Solar subsidies amount to $50,000 per acre

Did you know that solar facilities are subsidized to the tune of almost $50,000 per acre? Here is how the math works.

According to the U.S. Energy Information Administration, a new solar facility in Minnesota costs around $1.3 million per megawatt (MW) of installed capacity. Each MW of solar consumes approximately 8 acres of land, and the subsidy is 30 percent.

The result? Subsidies reaching nearly $50,000 per acre.

Given these enormous amounts of taxpayer cash being lavished on solar developers, it comes as no surprise that in some areas, electric companies are offering farmers anywhere from $800 to $1,400 per acre to put solar panels on the fields, which is much more than they could ever hope to earn on the fields farming.

In Sherburne County, Minnesota, Xcel Energy is proposing to build a 460 MW solar facility, which will consume nearly 3,700 acres of farmland and $182.6 million in your tax dollars.

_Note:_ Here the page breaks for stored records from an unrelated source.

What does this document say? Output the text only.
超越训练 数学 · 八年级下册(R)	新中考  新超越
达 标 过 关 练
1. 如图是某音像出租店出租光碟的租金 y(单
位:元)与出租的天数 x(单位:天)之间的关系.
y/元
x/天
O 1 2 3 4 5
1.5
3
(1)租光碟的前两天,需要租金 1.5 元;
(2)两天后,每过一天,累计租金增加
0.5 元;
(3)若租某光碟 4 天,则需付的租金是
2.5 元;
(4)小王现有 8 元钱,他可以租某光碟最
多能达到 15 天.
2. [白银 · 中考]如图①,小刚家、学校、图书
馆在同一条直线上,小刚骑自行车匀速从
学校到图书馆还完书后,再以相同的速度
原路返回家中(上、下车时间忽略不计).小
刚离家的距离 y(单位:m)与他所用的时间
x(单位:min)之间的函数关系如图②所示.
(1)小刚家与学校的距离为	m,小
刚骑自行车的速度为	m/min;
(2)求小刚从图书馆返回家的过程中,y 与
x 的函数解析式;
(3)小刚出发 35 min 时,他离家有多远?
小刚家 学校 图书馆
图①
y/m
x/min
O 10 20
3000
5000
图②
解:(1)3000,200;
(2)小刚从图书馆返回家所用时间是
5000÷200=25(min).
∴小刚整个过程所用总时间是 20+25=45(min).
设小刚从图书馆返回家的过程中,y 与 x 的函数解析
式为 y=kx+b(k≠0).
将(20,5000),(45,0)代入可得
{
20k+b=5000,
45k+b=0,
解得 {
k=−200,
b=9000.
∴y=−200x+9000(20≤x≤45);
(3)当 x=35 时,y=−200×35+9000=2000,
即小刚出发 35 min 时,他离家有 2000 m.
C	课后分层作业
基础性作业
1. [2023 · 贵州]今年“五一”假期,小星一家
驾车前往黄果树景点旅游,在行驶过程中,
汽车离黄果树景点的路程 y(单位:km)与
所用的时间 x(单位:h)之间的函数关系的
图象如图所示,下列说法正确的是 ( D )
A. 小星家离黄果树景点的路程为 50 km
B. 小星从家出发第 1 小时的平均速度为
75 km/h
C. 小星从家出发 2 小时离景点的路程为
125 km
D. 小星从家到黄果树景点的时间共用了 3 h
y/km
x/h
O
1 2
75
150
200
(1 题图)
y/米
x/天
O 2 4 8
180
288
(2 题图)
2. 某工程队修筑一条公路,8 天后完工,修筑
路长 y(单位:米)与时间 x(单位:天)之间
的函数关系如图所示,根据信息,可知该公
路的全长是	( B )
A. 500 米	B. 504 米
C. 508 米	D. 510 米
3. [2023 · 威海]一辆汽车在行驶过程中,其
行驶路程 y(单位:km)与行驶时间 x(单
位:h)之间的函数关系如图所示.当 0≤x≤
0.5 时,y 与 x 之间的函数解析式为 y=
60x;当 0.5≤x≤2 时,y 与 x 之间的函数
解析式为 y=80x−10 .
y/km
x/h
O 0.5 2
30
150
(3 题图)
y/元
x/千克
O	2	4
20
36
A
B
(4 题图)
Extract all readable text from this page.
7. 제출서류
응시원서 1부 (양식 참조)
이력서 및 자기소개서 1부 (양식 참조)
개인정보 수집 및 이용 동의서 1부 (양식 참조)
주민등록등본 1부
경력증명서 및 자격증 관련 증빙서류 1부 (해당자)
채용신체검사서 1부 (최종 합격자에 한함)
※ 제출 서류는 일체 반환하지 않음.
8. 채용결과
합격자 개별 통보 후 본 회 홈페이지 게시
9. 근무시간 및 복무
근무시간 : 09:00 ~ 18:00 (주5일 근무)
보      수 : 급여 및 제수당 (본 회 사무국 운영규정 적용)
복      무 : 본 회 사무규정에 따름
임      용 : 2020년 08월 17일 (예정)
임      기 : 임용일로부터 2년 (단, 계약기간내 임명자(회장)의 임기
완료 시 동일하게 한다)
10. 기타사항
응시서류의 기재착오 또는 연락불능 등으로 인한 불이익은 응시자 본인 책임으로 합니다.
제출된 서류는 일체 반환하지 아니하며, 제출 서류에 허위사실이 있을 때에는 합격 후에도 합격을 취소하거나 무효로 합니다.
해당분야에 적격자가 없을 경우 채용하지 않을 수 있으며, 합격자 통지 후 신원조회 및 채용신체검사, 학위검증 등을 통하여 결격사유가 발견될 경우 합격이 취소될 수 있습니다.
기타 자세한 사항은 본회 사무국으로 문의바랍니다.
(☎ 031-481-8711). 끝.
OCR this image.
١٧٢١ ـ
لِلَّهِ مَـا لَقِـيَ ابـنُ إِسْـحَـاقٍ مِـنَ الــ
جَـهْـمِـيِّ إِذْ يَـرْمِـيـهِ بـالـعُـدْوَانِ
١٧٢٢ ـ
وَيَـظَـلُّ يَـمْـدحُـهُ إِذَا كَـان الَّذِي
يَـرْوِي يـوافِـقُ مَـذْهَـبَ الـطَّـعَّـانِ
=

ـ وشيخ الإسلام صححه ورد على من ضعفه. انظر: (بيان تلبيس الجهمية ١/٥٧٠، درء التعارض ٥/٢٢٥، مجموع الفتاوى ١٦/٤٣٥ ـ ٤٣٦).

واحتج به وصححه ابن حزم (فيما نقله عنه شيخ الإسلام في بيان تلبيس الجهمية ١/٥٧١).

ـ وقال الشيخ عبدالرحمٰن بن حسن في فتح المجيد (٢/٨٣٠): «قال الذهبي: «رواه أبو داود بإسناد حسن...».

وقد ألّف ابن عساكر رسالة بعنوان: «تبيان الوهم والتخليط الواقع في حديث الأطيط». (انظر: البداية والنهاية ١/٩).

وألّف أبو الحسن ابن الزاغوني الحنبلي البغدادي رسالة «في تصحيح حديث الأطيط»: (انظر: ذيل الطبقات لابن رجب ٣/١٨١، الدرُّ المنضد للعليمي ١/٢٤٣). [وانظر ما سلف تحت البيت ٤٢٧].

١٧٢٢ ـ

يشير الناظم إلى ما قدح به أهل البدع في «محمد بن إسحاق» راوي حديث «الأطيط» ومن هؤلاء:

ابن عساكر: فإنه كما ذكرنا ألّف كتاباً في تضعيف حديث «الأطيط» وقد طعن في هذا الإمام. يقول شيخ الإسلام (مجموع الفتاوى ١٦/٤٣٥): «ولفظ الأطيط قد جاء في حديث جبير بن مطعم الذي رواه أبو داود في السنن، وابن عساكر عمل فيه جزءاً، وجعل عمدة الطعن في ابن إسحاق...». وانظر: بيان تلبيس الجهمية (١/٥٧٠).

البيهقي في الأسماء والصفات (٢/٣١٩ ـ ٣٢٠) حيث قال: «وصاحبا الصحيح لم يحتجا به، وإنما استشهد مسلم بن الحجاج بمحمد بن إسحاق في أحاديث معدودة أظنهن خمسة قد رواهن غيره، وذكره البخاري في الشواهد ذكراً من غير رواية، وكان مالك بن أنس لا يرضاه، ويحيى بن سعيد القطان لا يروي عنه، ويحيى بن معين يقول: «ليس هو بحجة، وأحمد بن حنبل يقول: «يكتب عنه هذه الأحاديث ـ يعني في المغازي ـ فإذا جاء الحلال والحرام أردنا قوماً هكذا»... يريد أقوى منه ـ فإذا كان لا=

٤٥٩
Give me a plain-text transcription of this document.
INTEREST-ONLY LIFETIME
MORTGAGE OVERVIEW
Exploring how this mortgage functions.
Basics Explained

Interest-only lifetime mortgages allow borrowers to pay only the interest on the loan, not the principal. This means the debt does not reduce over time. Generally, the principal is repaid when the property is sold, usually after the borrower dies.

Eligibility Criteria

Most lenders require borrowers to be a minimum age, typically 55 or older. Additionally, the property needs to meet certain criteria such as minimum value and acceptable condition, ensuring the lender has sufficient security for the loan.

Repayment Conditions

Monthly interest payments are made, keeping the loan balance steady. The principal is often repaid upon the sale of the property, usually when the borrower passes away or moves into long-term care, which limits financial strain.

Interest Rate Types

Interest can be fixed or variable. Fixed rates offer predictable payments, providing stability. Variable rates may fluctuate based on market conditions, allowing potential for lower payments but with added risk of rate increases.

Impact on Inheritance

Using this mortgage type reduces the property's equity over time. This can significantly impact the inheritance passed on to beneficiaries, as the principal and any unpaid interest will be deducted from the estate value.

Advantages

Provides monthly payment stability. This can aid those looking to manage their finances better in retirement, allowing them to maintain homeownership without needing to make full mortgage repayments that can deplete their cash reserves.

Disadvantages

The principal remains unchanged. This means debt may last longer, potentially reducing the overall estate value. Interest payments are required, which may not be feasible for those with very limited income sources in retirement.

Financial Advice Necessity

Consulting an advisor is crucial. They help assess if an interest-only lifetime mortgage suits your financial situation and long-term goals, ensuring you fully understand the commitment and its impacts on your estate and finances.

For this privilege, Xcel Energy customers will also see their electricity prices rise, and unreliable solar panels fail to make up for the reliable, affordable electricity generated at the Shercburn County coal plant, which Xcel wants to shut down as soon as possible.

Companies would not be building solar if not for the lavish taxpayer subsidies and the ability for government-approved utilities to simply raise the cost of power on the ratepayers to finance them. This means our federal and state governments are essentially forcing the rest of us to finance the removal of productive farmland from production in exchange for solar panels that produce only 18 percent of their potential output.

This is why the ‘Future Agriculture Retention and Management Act,” or FARM act, proposed by Wisconsin congressman Tom Tiffany (WI-7), which would eliminate energy tax incentives that help finance green energy sources such as solar panels or wind arrays if such projects result in the loss of farmland, is a good idea.

The FARM Act wouldn’t get rid of subsidies altogether. It would simply remove the generous $50,000 per acre subsidies that are being used to take our Midwestern farmland out of the business of producing the food we put on our tables.